The pressure oil from steering pumps (7) flows through oil screen (6). The oil screens filter debris from the pressure oil. The screens prevent contamination of the oil that is in the steering system.
The pressure oil then flows from oil screen (6) to steering control valve (3). A check valve prevents pressure oil from flowing back to steering pumps (7).
The steering control valve contains the following components: the main relief valve , cylinder crossover relief valve and shuttle valve .
If an outside force tries to turn the machine, and the steering control valve spool is in the NO STEER position, an increase in hydraulic oil pressure will occur at the steering cylinders. The increase in hydraulic oil pressure will open steering crossover relief valve . The steering crossover relief valve limits the amount of hydraulic oil pressure at steering cylinders. The crossover relief valve ensures that the hydraulic oil pressure at the steering cylinders does not exceed the specifications.
The shuttle valve permits the highest system pressure to control the output of steering pumps (7). When the steering pump pressure rapidly increases, main relief valve will open. This limits the hydraulic oil pressure to the steering system. The steering system is in the NO STEER position, the signal pressure from the shuttle valve to steering pumps (7) is low. Therefore, the steering pump output is minimal.
Pilot oil from the steering pilot system moves the valve spool in steering control valve (3) to either the LEFT TURN position or the RIGHT TURN position. The valve spool directs the pressure oil to flow to steering cylinders (1). The pressure oil in the steering cylinders causes the machine to turn.
Return oil from the steering cylinders flows through the steering control valve.

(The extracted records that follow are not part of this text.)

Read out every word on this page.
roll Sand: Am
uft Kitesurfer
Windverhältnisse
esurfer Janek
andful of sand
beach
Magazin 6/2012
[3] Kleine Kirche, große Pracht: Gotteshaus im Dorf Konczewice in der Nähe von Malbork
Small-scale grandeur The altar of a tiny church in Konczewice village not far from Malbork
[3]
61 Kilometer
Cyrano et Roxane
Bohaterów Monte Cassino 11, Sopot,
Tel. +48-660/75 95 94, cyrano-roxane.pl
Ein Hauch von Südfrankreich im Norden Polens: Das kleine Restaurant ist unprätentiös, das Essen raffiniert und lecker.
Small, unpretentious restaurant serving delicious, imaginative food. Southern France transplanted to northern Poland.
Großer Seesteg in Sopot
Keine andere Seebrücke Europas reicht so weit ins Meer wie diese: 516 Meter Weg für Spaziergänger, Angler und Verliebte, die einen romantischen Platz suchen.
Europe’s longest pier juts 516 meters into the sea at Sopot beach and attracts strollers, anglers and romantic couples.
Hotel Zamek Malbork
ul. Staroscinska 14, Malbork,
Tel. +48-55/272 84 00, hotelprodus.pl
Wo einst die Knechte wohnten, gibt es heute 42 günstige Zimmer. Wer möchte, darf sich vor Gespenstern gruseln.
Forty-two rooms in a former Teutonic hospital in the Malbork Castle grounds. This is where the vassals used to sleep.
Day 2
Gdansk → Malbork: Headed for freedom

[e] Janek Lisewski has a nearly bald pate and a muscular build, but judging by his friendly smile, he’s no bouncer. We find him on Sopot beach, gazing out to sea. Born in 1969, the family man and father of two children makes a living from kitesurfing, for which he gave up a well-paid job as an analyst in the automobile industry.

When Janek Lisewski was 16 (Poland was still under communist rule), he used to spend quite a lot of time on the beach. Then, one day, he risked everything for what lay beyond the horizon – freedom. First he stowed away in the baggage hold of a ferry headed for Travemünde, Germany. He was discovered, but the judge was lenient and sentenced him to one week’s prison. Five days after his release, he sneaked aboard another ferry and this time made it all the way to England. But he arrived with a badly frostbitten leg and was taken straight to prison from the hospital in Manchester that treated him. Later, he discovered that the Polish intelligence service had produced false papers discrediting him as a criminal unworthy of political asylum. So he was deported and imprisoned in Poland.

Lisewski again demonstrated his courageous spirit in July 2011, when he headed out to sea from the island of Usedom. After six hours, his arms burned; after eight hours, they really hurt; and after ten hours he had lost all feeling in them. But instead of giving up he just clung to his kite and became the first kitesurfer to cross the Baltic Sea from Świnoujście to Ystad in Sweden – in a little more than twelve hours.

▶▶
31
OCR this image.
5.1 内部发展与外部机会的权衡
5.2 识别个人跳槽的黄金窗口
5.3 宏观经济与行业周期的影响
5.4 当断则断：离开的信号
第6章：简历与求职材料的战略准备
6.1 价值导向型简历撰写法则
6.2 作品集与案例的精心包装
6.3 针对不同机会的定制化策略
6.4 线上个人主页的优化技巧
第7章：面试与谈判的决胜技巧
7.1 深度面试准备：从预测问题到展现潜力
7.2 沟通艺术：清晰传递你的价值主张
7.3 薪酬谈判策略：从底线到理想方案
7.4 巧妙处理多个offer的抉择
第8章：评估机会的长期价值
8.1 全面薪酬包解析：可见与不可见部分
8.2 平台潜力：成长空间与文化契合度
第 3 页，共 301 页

The pressure switch is monitored by the VIMS.
Secondary steering oil flow is not used during the normal operation of the machine. Reduced steering pressure oil acts on unloader spool in the secondary steering diverter valve. The unloader spool directs the secondary steering oil flow back to hydraulic tank (12) for the steering and brake systems. If the flow of reduced steering pressure to the unloader spool stops, the unloader spool will shift. Reduced steering pressure causes the secondary steering oil flow to be directed to the primary steering system and the steering pilot system.
Note: If the engine is stopped, steering can only be performed when the machine is moving.
Cooling Circuit for the Steering and Brake Systems
Gear pump (11) draws hydraulic oil from hydraulic tank (12).
The hydraulic oil then flows to oil cooler (9) for the steering and brake systems. The check valve for the cooler bypass allows the hydraulic oil to bypass the oil cooler. This occurs when the hydraulic oil is cold. The hydraulic oil then flows to hydraulic tank (12) for the steering and brake systems.
The oil then passes through filter (9) for the steering and brake systems. The filter removes any debris that is in the hydraulic oil. This prevents contamination of the hydraulic tank for the steering and brake systems. A bypass valve in the filter allows the hydraulic oil to bypass the oil filter. This occurs when the flow of oil through the filter is restricted and an adequate oil flow cannot be maintained. This also occurs in cold start-up conditions when the hydraulic oil is cold. The pressure switch actuates when the flow of the oil through the filter is restricted. The pressure switch is monitored by the VIMS.
The Fluid sampling valve is available for scheduled oil sampling analysis (S·O·S analysis). The fluid sampling valve is mounted to the gear pump for the cooling circuit.
Note: For additional information on the VIMS, refer to Service Manual, RENR6318, "Vital Information Management System (VIMS)".